Mais alors qu'attendez-vous de la communauté internationale ?

Priorité à la paix, à la sécurité et à la démocratie. Les peuples - tous les peuples - ont besoins de paix, de sécurité et de démocratie. C'est vrai au Karabagh et en Azerbaïdjan comme en Syrie et en Lybie. On ne peut pas dénoncer Ben Ali et soutenir Ben Aliev (sourires). Les Karabaghiotes veulent vivre en paix, dans un pays sûr et où leur existence et leur choix sont pris en compte ce qui ne peut être garanti par l'Azerbaïdjan, un Etat qui n'est non seulement pas démocratique mais qui se distingue en plus par des politiques de discrimination ethnique.
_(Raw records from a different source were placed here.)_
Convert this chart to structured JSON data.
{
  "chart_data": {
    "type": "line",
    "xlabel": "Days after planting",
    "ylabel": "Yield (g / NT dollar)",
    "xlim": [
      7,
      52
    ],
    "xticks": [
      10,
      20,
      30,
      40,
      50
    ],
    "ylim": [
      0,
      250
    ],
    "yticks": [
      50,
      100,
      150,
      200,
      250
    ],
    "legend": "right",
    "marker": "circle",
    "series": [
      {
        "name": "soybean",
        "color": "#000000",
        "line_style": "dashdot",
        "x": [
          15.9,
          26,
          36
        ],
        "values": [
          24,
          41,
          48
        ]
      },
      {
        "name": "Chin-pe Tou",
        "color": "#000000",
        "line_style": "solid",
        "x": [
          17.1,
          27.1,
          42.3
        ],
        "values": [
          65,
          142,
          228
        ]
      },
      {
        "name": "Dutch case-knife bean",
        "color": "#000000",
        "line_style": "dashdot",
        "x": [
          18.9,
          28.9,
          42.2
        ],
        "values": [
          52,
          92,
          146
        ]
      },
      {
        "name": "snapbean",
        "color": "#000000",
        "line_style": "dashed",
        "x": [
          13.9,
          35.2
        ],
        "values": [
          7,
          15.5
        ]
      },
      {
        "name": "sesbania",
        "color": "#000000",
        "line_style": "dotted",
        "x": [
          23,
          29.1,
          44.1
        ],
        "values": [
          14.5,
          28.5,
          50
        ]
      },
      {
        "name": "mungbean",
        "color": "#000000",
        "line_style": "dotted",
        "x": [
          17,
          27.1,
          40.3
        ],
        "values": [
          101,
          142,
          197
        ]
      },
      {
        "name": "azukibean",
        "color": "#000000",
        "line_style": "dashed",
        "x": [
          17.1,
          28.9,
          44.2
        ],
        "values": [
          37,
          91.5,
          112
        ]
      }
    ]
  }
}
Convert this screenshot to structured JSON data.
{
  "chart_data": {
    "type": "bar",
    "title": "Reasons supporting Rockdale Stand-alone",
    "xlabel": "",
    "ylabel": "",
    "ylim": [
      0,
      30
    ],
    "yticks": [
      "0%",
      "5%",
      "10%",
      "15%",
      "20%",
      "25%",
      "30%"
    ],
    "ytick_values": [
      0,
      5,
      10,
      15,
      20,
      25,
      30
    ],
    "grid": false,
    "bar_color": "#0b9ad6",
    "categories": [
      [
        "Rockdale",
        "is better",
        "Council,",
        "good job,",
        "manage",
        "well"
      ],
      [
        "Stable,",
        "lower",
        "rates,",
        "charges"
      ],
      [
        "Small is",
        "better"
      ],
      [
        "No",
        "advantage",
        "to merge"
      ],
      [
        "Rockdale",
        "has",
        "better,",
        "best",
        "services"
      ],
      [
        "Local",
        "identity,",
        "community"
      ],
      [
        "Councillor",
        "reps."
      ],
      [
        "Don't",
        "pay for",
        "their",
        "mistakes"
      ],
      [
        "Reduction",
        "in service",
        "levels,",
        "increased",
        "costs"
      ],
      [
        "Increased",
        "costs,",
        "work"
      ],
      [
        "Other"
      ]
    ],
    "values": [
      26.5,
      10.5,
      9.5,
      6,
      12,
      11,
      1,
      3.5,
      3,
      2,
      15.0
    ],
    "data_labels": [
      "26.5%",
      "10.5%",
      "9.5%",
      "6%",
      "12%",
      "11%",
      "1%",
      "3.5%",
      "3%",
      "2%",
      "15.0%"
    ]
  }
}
Nous sommes convaincus que la communauté internationale seraient plus crédible et plus écoutée si, d'une part elle ne transigeait pas sur ses propres principes et si, d'autre part, elle ne pratiquait pas un double discours. Je prends un exemple : nous avons bâti un Etat de droit caractérisé par des élections présidentielles, législatives et municipales. Or, non seulement la communauté internationale ne reconnaît pas ces instances mais elles condamnent les élections associées pour complaire à l'Etat pétrolifère voisin. Ce faisant, elle bafoue ses principes généraux - ceux de la Charte des Nations unies - mais aussi les mécanismes qu'elle a elle-même mis en place pour la résolution du conflit ; puisque en créant le Groupe de Minsk en 1992, le Conseil d'Helsinki stipulait que ce groupe rassemblerait onze États (l'Arménie, l'Azerbaïdjan, la Russie, la Turquie, la Tchécoslovaquie, l'Allemagne, la Suède, la Biélorussie, la France, l'Italie et les Etats-Unis) mais aussi « des représentants élus, ou autres, du Haut-Karabagh ». Est-ce à dire que la communauté internationale préfère des représentants non élus ou élus à l'issue d'un simulacre d'élection comme en Azerbaïdjan ? (rires) !

Un dernier exemple : la Commission européenne octroie des fonds destinés à la reconstruction et au développement de l'Abkhazie et de l'Ossétie du Sud, deux régions indépendantistes de la Géorgie mais pas au Haut-Karabagh. Veut-on nous faire croire que la Commission européenne saurait résister à la Russie qui soutient ces Etats et non pas à l'Azerbaïdjan ? Je ne le crois pas et je ferais mienne la position du Conseil Européen pour les Relations Extérieures selon lequel il est temps de mettre un terme à l'idée infondée que nous n'aurions pas de levier sur l'Azerbaïdjan.

Comment voyez-vous l'avenir ?

Je suis malgré tout confiant parce que nous avons désormais une génération entière de jeune gens qui ont grandi dans un Etat où ils sont pleinement citoyens et parce qu'en dépit des menaces de représailles de l'Azerbaïdjan, un nombre croissant de responsables internationaux font le voyage du Karabagh. Des partenariats se créent et donnent naissance à des projets de développement sociaux et économiques. Et puis, en Azerbaïdjan même, ça n'intéresse pas les jeunes de mourir pour le lointain Karabagh. Une fois la propagande du système Aliev dénoncée, et l'Eurovision y a en partie contribué, je suis certains que nous trouverons les voies du dialogue et de la réconciliation avec les Azéris.